A recently published scientific study has concluded that the average married man spends four years and nine months hiding from their wives in bathrooms.
The study involved over five years of research by Professor Charles G. Goodbody and was published last week by the Psychology Digest of Ireland. Professor Goodbody’s research concludes definitively what most men had known for years.
Goodbody’s clinical trials
“It’s the only place where I can find a bit of peace,” was the comment made by one of Goodbody’s clinical subjects who agreed to partake in the study. “It began not long after we got married,” he stated.
“The first few years were grand,” Gerard from Cork said in his case notes. “But then the shagging nagging started. Jaysus, I couldn’t get a bit of head-space. I had nowhere that I could totally call my own.
“I mean ’twas grand when I lived at home with the mammy — at least we didn’t share the same bedroom and she copped on after I reached puberty that me bedroom was a ‘no-go’ area.
“But the wife is a different kettle of fecking fish so she is,” Gerard told researchers. “Jaysus, as we share the same bedroom I’ve nowhere just to get away from her — the bathroom is the only sanctum I have left,” Gerard told researchers.
The tale of Billy
Billy is another subject who partook in Professor Goodbody’s clinical trials. His story is similar to Gerard’s, which also traces its roots back to puberty and youthful adolescence.

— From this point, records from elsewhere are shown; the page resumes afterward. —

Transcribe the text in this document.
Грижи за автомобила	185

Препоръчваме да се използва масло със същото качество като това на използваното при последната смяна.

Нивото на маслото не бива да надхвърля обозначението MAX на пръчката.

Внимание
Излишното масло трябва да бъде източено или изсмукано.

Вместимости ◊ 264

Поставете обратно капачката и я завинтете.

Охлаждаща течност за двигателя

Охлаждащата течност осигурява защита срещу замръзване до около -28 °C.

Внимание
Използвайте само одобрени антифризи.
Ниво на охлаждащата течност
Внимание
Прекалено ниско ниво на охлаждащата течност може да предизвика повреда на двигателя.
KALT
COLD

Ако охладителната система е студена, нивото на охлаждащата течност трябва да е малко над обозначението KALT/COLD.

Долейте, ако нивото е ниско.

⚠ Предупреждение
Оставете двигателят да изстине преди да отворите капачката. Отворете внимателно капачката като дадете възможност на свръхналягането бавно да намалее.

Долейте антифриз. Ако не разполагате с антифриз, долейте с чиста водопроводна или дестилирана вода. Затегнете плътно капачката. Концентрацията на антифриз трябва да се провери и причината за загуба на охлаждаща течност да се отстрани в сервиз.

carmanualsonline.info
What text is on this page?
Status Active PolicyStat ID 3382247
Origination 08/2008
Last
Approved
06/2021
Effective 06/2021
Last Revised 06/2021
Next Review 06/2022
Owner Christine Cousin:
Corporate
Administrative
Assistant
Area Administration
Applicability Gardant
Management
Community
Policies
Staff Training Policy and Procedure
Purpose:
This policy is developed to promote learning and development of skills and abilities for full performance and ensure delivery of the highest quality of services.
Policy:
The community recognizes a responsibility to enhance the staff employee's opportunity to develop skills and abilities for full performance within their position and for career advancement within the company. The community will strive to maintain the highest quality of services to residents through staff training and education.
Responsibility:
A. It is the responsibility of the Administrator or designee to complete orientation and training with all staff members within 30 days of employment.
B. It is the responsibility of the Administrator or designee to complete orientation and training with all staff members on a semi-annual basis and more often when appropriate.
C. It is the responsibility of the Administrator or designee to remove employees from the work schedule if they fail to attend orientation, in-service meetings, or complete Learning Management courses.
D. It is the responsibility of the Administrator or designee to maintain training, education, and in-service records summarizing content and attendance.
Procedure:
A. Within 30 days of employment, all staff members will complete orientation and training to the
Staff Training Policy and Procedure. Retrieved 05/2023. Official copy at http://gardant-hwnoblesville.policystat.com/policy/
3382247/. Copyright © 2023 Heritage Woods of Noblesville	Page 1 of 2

“You see,” Billy’s notes read, “when we were young fellas at school — it was a mixed school — the toilets were the only place me and the lads could go without fear of the girls overhearing us or asking what we were doing.
“The Jacks was the only place we the lads could tell dirty-jokes or look at pictures of them page-three women. That sort of stuff is important when you’re fifteen. I suppose the Jacks became a sort of a safe place, where boys could be boys and get away from the young-wans.”
Study reveals a trend in the actions of men
Professor Goodbody’s study shows up some interesting statistics relating to men hiding out from their wives in bathrooms. It concludes that most men – during the early stages of marriage – disappear when the mother-in-law decides to visit.
Additionally, as the couple start a family of their own, the husband will often take to the bathroom at baby feeding and changing times to avoid the gruelling endeavour.
As the couple mature the husband often finds that the bathroom can be used to avoid household chores, cutting the grass being the most common cause followed closely by painting the front room.
Weekends the most popular time for hibernation
Weekends appear to be the most popular period for men to hibernate in bathrooms. Professor Goodbody put this down to men having to spend on average forty-eight hours in the company of there spouses.
“For most men this ‘together time’ that women crave is excessive and many men find solace in the bathroom where they can find a modicum of peace and solitude,” the Professor concluded.
As a response to Professor Goodbody’s findings, an Irish Government spokesperson said that the government is considering making grants available for retrofitting and renovating the bathrooms of men in need.
The grants will partially cover the installation of adequate soundproofing, sound systems, WiFi, carpets and double-locked doors. In exceptional cases, the provision of a drinks cabinet may be allowable.